The YMCA of Boulder, Colorado issued a statement this week defending its gay-friendly version of high school prom.
On Friday, Chris Coker — CEO and President of the YMCA’s Boulder Valley chapter — responded on the organization’s website to criticisms regarding its support for teenagers who identify as LGBTQ.
“You closed the YMCA gym for a LGBT party?” a local YMCA member wrote to Coker. “I would appreciate having my dues refunded for the day — and an apology. At least give heads up that it would take place — members know what is going on.”
Coker says the local YMCA organized “basically a dance for LGBTQ teens who might not have felt comfortable at their high school proms or who just wanted to dance one more time before school was done for the year.” The festivities took place on May 8 in Lafayette, Colorado.
“Life is hard enough for teens,” Coker writes. “But then LGBTQ high schoolers must also navigate sexual orientation and gender identity complexities. Hells bells, in high school, I struggled over trying to figure out if I should try to hold Kathy Wyandt’s hand at the movies. How many of us say, ‘Gee, I sure would love to relive my teenage angst years!’?”
“Sure, hosting a dance won’t win us the Nobel Prize,” Coker qualifies. “But it is one of the many things we do in this community to make it a more united, respectful and accessible place to call home. For us, this little dance is much bigger than a little dance. It’s a part of a massive tradition of acceptance and support.”

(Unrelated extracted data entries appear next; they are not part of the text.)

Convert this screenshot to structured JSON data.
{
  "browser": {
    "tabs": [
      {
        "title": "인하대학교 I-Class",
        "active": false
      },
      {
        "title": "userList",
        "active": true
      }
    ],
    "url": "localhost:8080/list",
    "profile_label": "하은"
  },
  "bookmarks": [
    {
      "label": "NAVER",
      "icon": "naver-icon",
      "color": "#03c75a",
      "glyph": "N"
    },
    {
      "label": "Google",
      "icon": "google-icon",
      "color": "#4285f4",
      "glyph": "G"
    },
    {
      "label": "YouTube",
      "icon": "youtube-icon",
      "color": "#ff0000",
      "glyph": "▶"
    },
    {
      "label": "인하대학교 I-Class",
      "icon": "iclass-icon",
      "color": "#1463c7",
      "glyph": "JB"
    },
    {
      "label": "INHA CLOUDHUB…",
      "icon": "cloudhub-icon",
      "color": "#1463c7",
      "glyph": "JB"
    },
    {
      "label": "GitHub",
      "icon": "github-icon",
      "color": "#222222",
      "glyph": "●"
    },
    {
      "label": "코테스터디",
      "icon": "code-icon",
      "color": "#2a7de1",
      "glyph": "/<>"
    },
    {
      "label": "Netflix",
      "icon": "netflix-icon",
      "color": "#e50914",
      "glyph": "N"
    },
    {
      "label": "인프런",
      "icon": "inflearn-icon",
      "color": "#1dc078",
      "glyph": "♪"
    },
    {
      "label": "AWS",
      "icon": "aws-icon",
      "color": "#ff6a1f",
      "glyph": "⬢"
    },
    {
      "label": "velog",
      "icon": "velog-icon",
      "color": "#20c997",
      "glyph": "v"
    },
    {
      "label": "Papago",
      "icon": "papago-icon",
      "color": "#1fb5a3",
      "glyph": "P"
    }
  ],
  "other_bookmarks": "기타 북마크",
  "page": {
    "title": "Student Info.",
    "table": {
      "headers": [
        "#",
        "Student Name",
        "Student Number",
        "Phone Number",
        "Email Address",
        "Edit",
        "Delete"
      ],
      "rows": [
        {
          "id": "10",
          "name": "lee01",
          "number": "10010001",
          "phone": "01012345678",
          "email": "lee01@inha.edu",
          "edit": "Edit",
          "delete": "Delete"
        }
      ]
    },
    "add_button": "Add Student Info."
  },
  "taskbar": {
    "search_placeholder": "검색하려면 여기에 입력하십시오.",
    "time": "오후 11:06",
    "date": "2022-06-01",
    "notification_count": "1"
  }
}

Coker notes that the Boulder YMCA’s mission statement “does not discriminate on the basis of race, color, religion (creed), gender, age, national origin (ancestry), disability, marital status, military status, sexual orientation, gender expression, or any protected class in any of its activities or operations.”

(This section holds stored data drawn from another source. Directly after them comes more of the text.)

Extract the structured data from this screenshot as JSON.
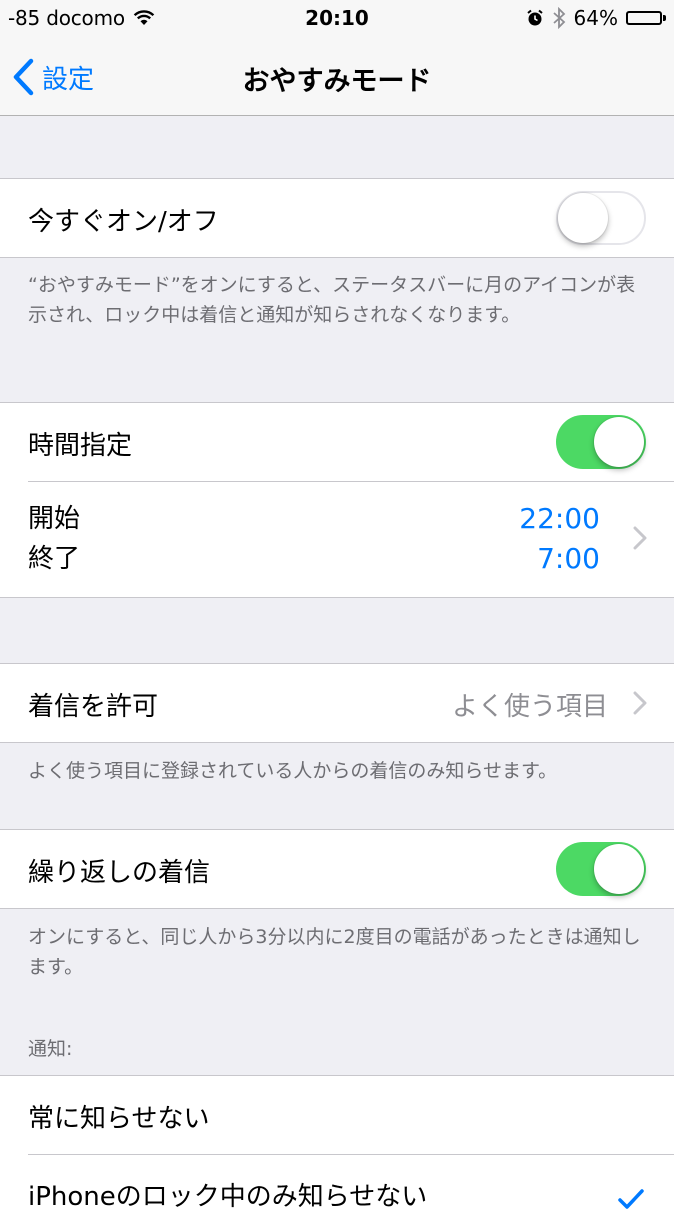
{
  "status_bar": {
    "carrier": "-85 docomo",
    "time": "20:10",
    "battery": "64%",
    "battery_level": 0.64,
    "icons": [
      "wifi-icon",
      "alarm-icon",
      "bluetooth-icon",
      "battery-icon"
    ]
  },
  "nav": {
    "back_label": "設定",
    "title": "おやすみモード"
  },
  "manual": {
    "label": "今すぐオン/オフ",
    "toggle_on": false,
    "footer": "“おやすみモード”をオンにすると、ステータスバーに月のアイコンが表示され、ロック中は着信と通知が知らされなくなります。"
  },
  "scheduled": {
    "label": "時間指定",
    "toggle_on": true,
    "start_label": "開始",
    "end_label": "終了",
    "start_time": "22:00",
    "end_time": "7:00"
  },
  "allow_calls": {
    "label": "着信を許可",
    "value": "よく使う項目",
    "footer": "よく使う項目に登録されている人からの着信のみ知らせます。"
  },
  "repeated_calls": {
    "label": "繰り返しの着信",
    "toggle_on": true,
    "footer": "オンにすると、同じ人から3分以内に2度目の電話があったときは通知します。"
  },
  "silence": {
    "header": "通知:",
    "options": [
      {
        "label": "常に知らせない",
        "selected": false
      },
      {
        "label": "iPhoneのロック中のみ知らせない",
        "selected": true
      }
    ]
  },
  "colors": {
    "accent": "#007aff",
    "toggle_on": "#4cd964",
    "background": "#efeff4"
  }
}
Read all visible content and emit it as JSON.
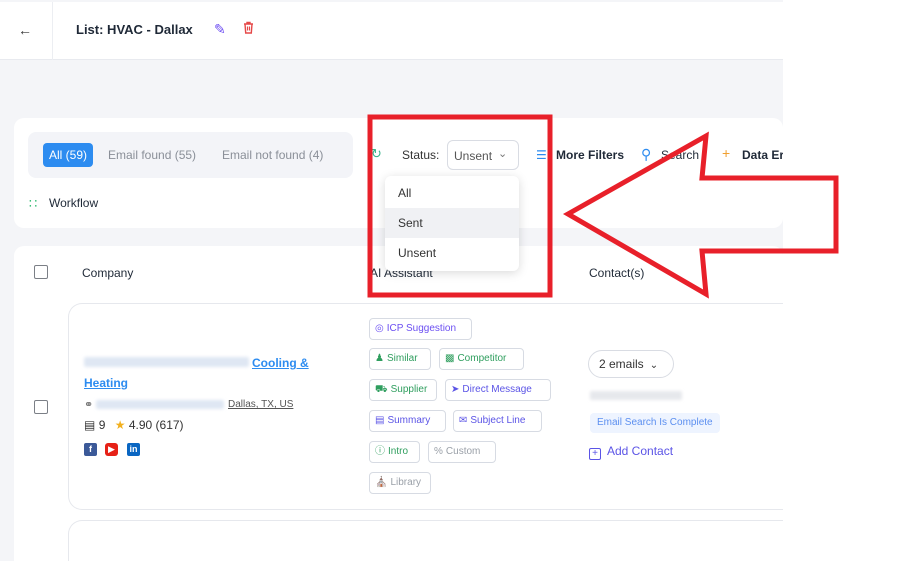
{
  "header": {
    "back_icon": "arrow-left-icon",
    "title": "List: HVAC - Dallax"
  },
  "tabs": [
    {
      "label": "All (59)",
      "active": true
    },
    {
      "label": "Email found (55)",
      "active": false
    },
    {
      "label": "Email not found (4)",
      "active": false
    }
  ],
  "toolbar": {
    "status_label": "Status:",
    "status_value": "Unsent",
    "more_filters": "More Filters",
    "search": "Search",
    "data_enrich": "Data Er",
    "workflow": "Workflow"
  },
  "status_dropdown": {
    "options": [
      "All",
      "Sent",
      "Unsent"
    ],
    "highlighted": "Sent"
  },
  "table": {
    "columns": [
      "Company",
      "AI Assistant",
      "Contact(s)"
    ],
    "row": {
      "company_name_visible": "Cooling &",
      "company_name_line2": "Heating",
      "address_visible": "Dallas, TX, US",
      "employees": "9",
      "rating": "4.90 (617)",
      "ai_chips": [
        "ICP Suggestion",
        "Similar",
        "Competitor",
        "Supplier",
        "Direct Message",
        "Summary",
        "Subject Line",
        "Intro",
        "Custom",
        "Library"
      ],
      "emails": "2 emails",
      "email_status": "Email Search Is Complete",
      "add_contact": "Add Contact"
    }
  },
  "colors": {
    "accent": "#2d8cf0",
    "purple": "#6b4ff2",
    "annotation": "#e8202a"
  }
}
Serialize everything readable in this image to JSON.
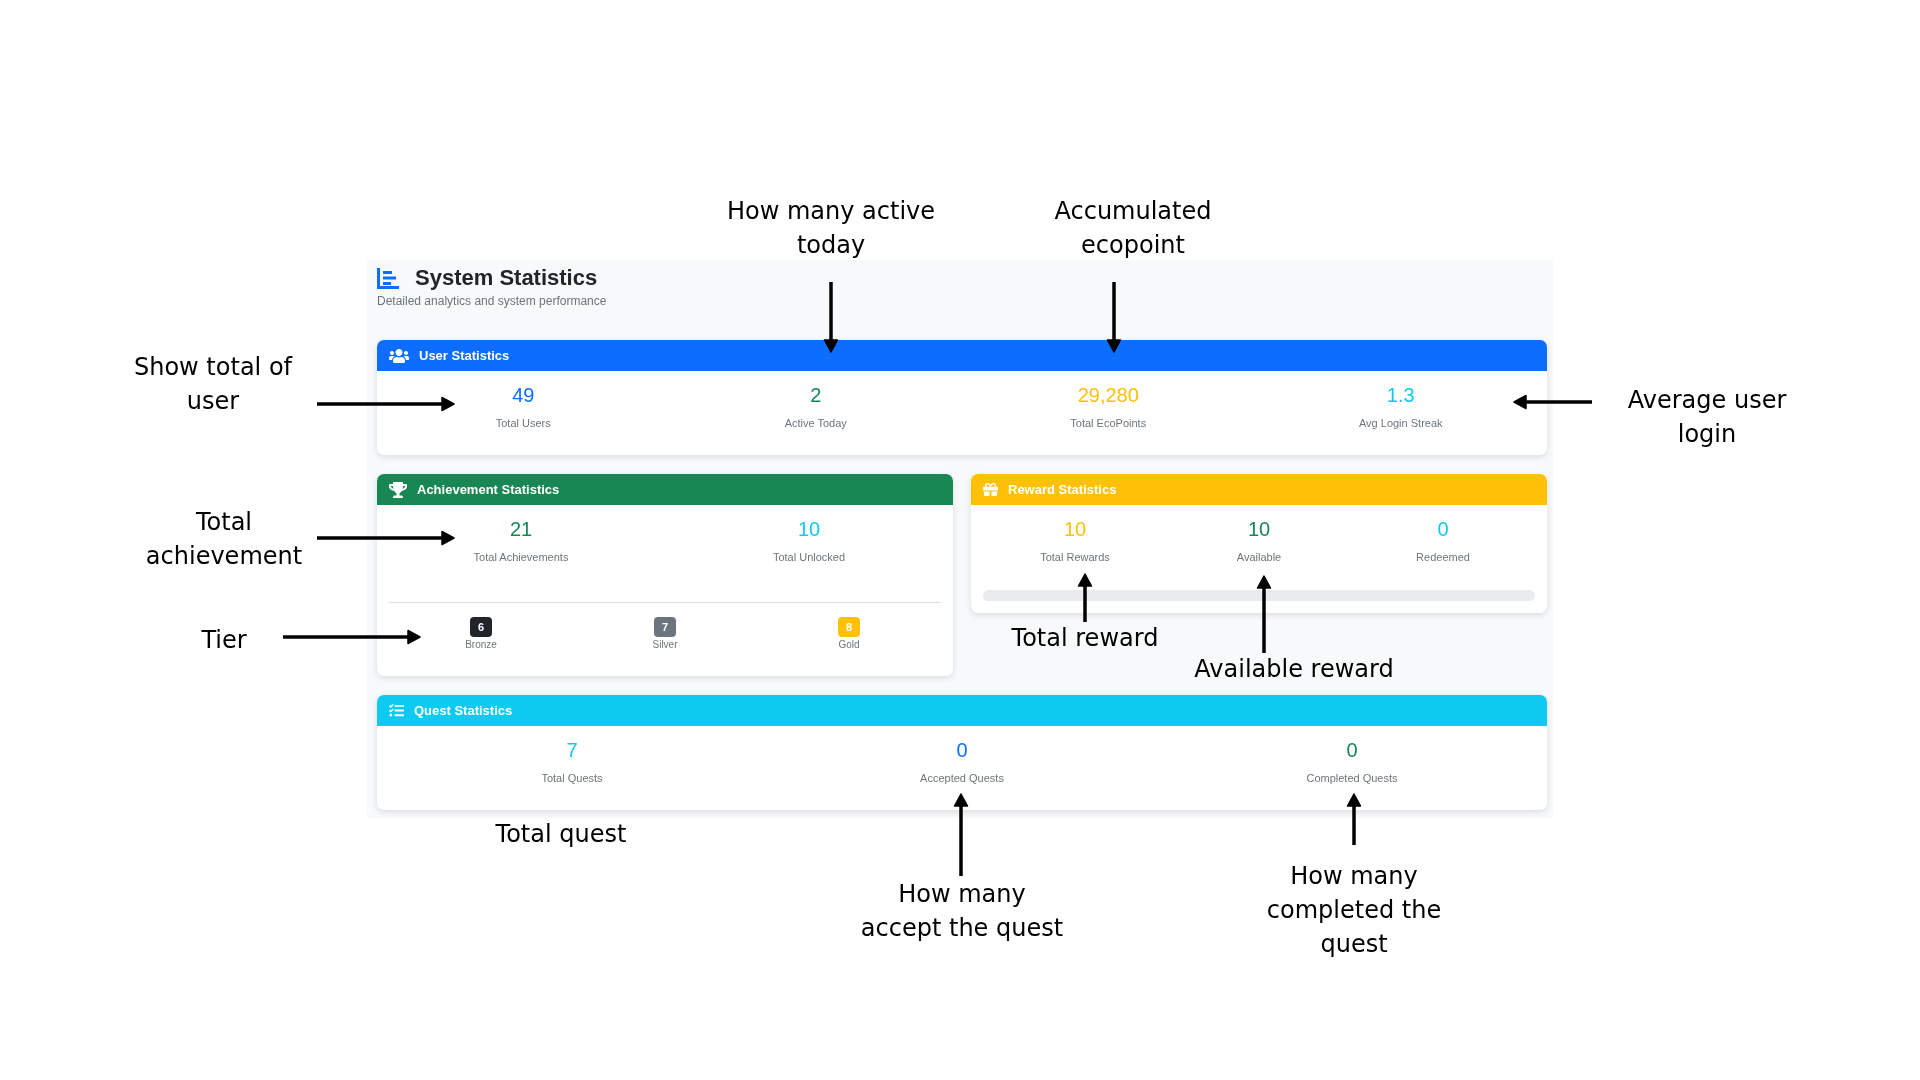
{
  "header": {
    "title": "System Statistics",
    "subtitle": "Detailed analytics and system performance"
  },
  "sections": [
    {
      "kind": "user",
      "title": "User Statistics",
      "color": "#0d6efd",
      "stats": [
        {
          "value": "49",
          "label": "Total Users",
          "color": "#0d6efd"
        },
        {
          "value": "2",
          "label": "Active Today",
          "color": "#198754"
        },
        {
          "value": "29,280",
          "label": "Total EcoPoints",
          "color": "#ffc107"
        },
        {
          "value": "1.3",
          "label": "Avg Login Streak",
          "color": "#0dcaf0"
        }
      ]
    },
    {
      "kind": "achievement",
      "title": "Achievement Statistics",
      "color": "#198754",
      "stats": [
        {
          "value": "21",
          "label": "Total Achievements",
          "color": "#198754"
        },
        {
          "value": "10",
          "label": "Total Unlocked",
          "color": "#0dcaf0"
        }
      ],
      "tiers": [
        {
          "count": "6",
          "label": "Bronze",
          "color": "#212529"
        },
        {
          "count": "7",
          "label": "Silver",
          "color": "#6c757d"
        },
        {
          "count": "8",
          "label": "Gold",
          "color": "#ffc107"
        }
      ]
    },
    {
      "kind": "reward",
      "title": "Reward Statistics",
      "color": "#ffc107",
      "stats": [
        {
          "value": "10",
          "label": "Total Rewards",
          "color": "#ffc107"
        },
        {
          "value": "10",
          "label": "Available",
          "color": "#198754"
        },
        {
          "value": "0",
          "label": "Redeemed",
          "color": "#0dcaf0"
        }
      ],
      "progress": {
        "level": 0
      }
    },
    {
      "kind": "quest",
      "title": "Quest Statistics",
      "color": "#0dcaf0",
      "stats": [
        {
          "value": "7",
          "label": "Total Quests",
          "color": "#0dcaf0"
        },
        {
          "value": "0",
          "label": "Accepted Quests",
          "color": "#0d6efd"
        },
        {
          "value": "0",
          "label": "Completed Quests",
          "color": "#198754"
        }
      ]
    }
  ],
  "annotations": [
    {
      "text": "How many active today"
    },
    {
      "text": "Accumulated ecopoint"
    },
    {
      "text": "Show total of user"
    },
    {
      "text": "Average user login"
    },
    {
      "text": "Total achievement"
    },
    {
      "text": "Tier"
    },
    {
      "text": "Total reward"
    },
    {
      "text": "Available reward"
    },
    {
      "text": "Total quest"
    },
    {
      "text": "How many accept the quest"
    },
    {
      "text": "How many completed the quest"
    }
  ]
}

“I can tell you my goal is not to offend,” Coker says in closing. “I am working to operate a non-judgmental and safe YMCA, and my bet is that you have someone in your life, who you love, who is gay or bisexual or transgender. I also bet you would want us to treat them with the same love and respect that you do. I promise you, we will always try to do just that.”
Elsewhere in Colorado this week, a different YMCA chapter struggled to uphold the stated values of its Boulder Valley counterpart when it attempted to prohibit a woman from feeding her hungry baby. She was using her breasts to deliver milk; the YMCA would have evidently preferred that she employ a bottle. Or just go somewhere where staff didn’t have to look at her anymore.
KRDO reported on Wednesday that the YMCA in Colorado Springs asked Stevie Hartmann-Romero to stop breastfeeding her child, conceal her breastfeeding more effectively, or go to the locker room. When the woman refused, a supervisor ordered the woman to “cover up” — or leave.
“Nursing babies cover up a lot more than swimsuits do,” Hartmann-Romero points out to KRDO.
Carrie Bair-Norwood, vice president of marketing and development for YMCA region that includes Colorado Springs, tells KRDO that media attention to the organization’s expulsion of a breastfeeding mom has “shed light on the fact that employees were not well-versed in the rights of breastfeeding mothers.”
“Now the staff has been brought up to speed,” Bair-Norwood says.